May I know why do you feel like that? Do you see any issue with application?
Are you talking about sc7 mode? Please use MCU console to enter sc7 mode. nvpmodel is used for Jetson devices.
You can use any video card connector. One end is connected to DC power connector port and and other end is connected to battery using custom cable. Please check Table 3-4. DC Power Connector Pinning(for pin connection details) and 5.1.2 In-Vehicle Power Input in Mechanical installation guide or pin connection details..
I was benchmarking Qwen2-VL performance on the Thor using the DriveOS LLM SDK. I followed the exact guidelines here to benchmark FP16 Qwen2-VL-2B-Instruct. The benchmark result was that it took 3 seconds to run 1 iteration which is really bad. Hence I have doubts about the power supply.
The power mode I talked about is actually the option in the Desktop UI. It can be changed between regular and power saving on the top right corner.
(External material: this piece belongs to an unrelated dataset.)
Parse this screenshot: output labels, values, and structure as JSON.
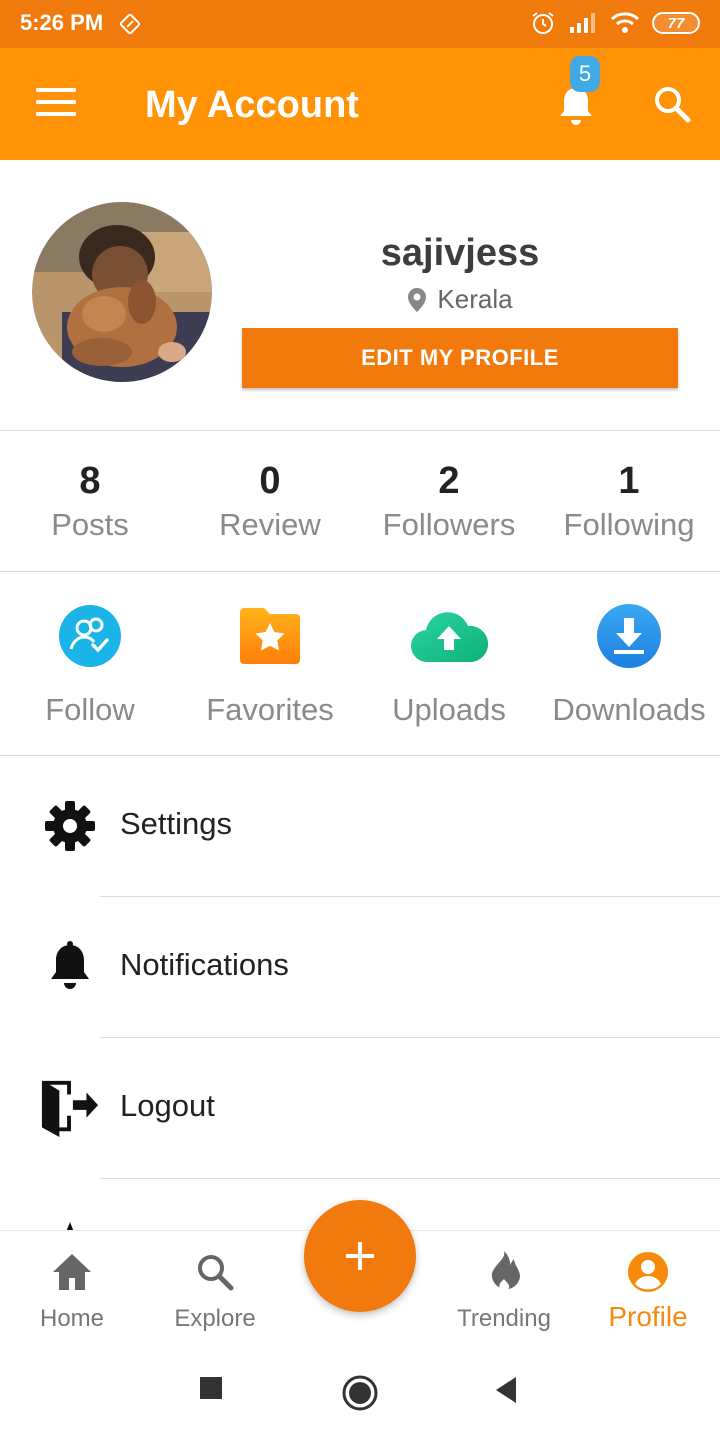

However, as soon as I open up “Settings”, the Settings UI crashes.
Currently, we are powering the SKU 12 using a regular PC power supply that supports 600W PCIE 5.0 16pin. The cable we use look like this. And it seems like connecting either of the 2 power connectors would power on the device. I was wondering if connecting 2 power connectors would be somewhat different.
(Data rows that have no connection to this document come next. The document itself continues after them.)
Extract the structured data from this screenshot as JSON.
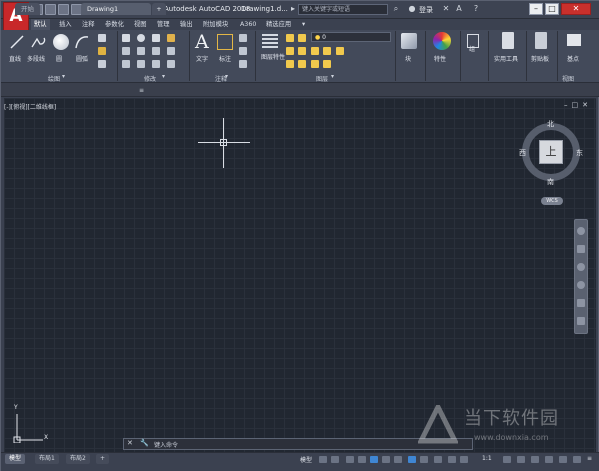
{
  "titlebar": {
    "app_title": "Autodesk AutoCAD 2018",
    "doc_title": "Drawing1.d...",
    "search_placeholder": "键入关键字或短语",
    "user_label": "登录"
  },
  "menu_tabs": [
    "默认",
    "插入",
    "注释",
    "参数化",
    "视图",
    "管理",
    "输出",
    "附加模块",
    "A360",
    "精选应用"
  ],
  "ribbon": {
    "draw_tools": [
      "直线",
      "多段线",
      "圆",
      "圆弧"
    ],
    "text_tools": [
      "文字",
      "标注"
    ],
    "layer_tools": [
      "图层特性"
    ],
    "layer_value": "0",
    "block_label": "块",
    "properties_label": "特性",
    "groups_label": "组",
    "utilities_label": "实用工具",
    "clipboard_label": "剪贴板",
    "view_label": "基点",
    "panels": [
      "绘图",
      "修改",
      "注释",
      "图层",
      "视图"
    ]
  },
  "file_tabs": {
    "start": "开始",
    "drawing": "Drawing1",
    "add": "+"
  },
  "viewport": {
    "label": "[-][俯视][二维线框]",
    "cube_face": "上",
    "north": "北",
    "south": "南",
    "east": "东",
    "west": "西",
    "wcs": "WCS"
  },
  "ucs": {
    "x": "X",
    "y": "Y"
  },
  "command": {
    "placeholder": "键入命令"
  },
  "layouts": [
    "模型",
    "布局1",
    "布局2"
  ],
  "status": {
    "model": "模型",
    "scale": "1:1"
  },
  "watermark": {
    "brand": "当下软件园",
    "url": "www.downxia.com"
  }
}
The cable is suppose to handle 600W. I have now 2 PSUs connected to the Thor and they seem to be working. However, I can not observe any difference. For benchmarking Qwen2-VL, here is the command and the result that I got:
./build/examples/multimodal/vlm_benchmark --llmEnginePath=/media/sda2/thor/thor-ws/fp16/trt_engines/llm.engine --visualEnginePath=/media/sda2/thor/thor-ws/fp16/trt_engines/visual_enc_fp16.engine --modelType="qwen2_vl" --textTokenLength=512 --imageTokenLength=512 --outputLength=256 --warmUp=2 --numRuns=10
[INFO]: ATTENTION_PLUGIN_PATH variable is not set. Default to build/libAttentionPlugin.so
[INFO]: INT4_GEMM_PLUGIN_PATH variable is not set. Default to build/libInt4GemmPlugin.so
[INFO]: Loaded engine size: 1277 MiB
[INFO]: [MemUsageChange] TensorRT-managed allocation in IExecutionContext creation: CPU +0, GPU +67, now: CPU 0, GPU 1338 (MiB)
[INFO]: Loaded engine size: 2954 MiB
[INFO]: [MemUsageChange] TensorRT-managed allocation in IExecutionContext creation: CPU +0, GPU +74, now: CPU 0, GPU 4356 (MiB)
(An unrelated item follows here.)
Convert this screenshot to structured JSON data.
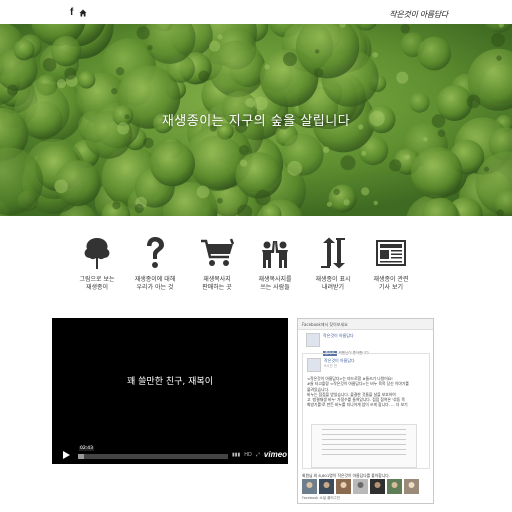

[INFO]: [MemUsageChange] TensorRT-managed allocation in IExecutionContext creation: CPU +0, GPU +73, now: CPU 0, GPU 4429 (MiB)
[INFO]: Switching optimization profile from: 0 to 1. Please ensure there are no enqueued operations pending in this context prior to switching profiles
[INFO]: ========================================================
[INFO]: Benchmarking done. Decoder setup: 4.29s, Iteration: 10, GPU Time: 33.48s.
[INFO]: batch_size: 1
[INFO]: text_token_length per batch: 512
[INFO]: visual_token_length per batch: 512
[INFO]: input_length per batch: 1024
[INFO]: output_length per batch: 256
[INFO]: pipeline_latency(ms): 3392.99
[INFO]: visual_encoder_latency(ms): 45.41
[INFO]: llm_latency(ms): 3347.57
[INFO]: llm_first_token_latency(ms): 33.92
[INFO]: llm_tokens_per_sec: 76.47
[INFO]: llm_generation_latency(ms): 3313.63
[INFO]: llm_generation_tokens_per_sec: 77.26
[INFO]: cpu_peak_mem(GiB): 0.23
[INFO]: gpu_peak_mem(GiB): 4.68
[INFO]: execution_context_mem(GiB): 0.07
[INFO]: ========================================================
You can see that the pipeline latency is more than 3 seconds.
I remember playing with TensorRT-LLM and there was a parameter where you can change the KV Cache size. Is there something similar in Drive LLM?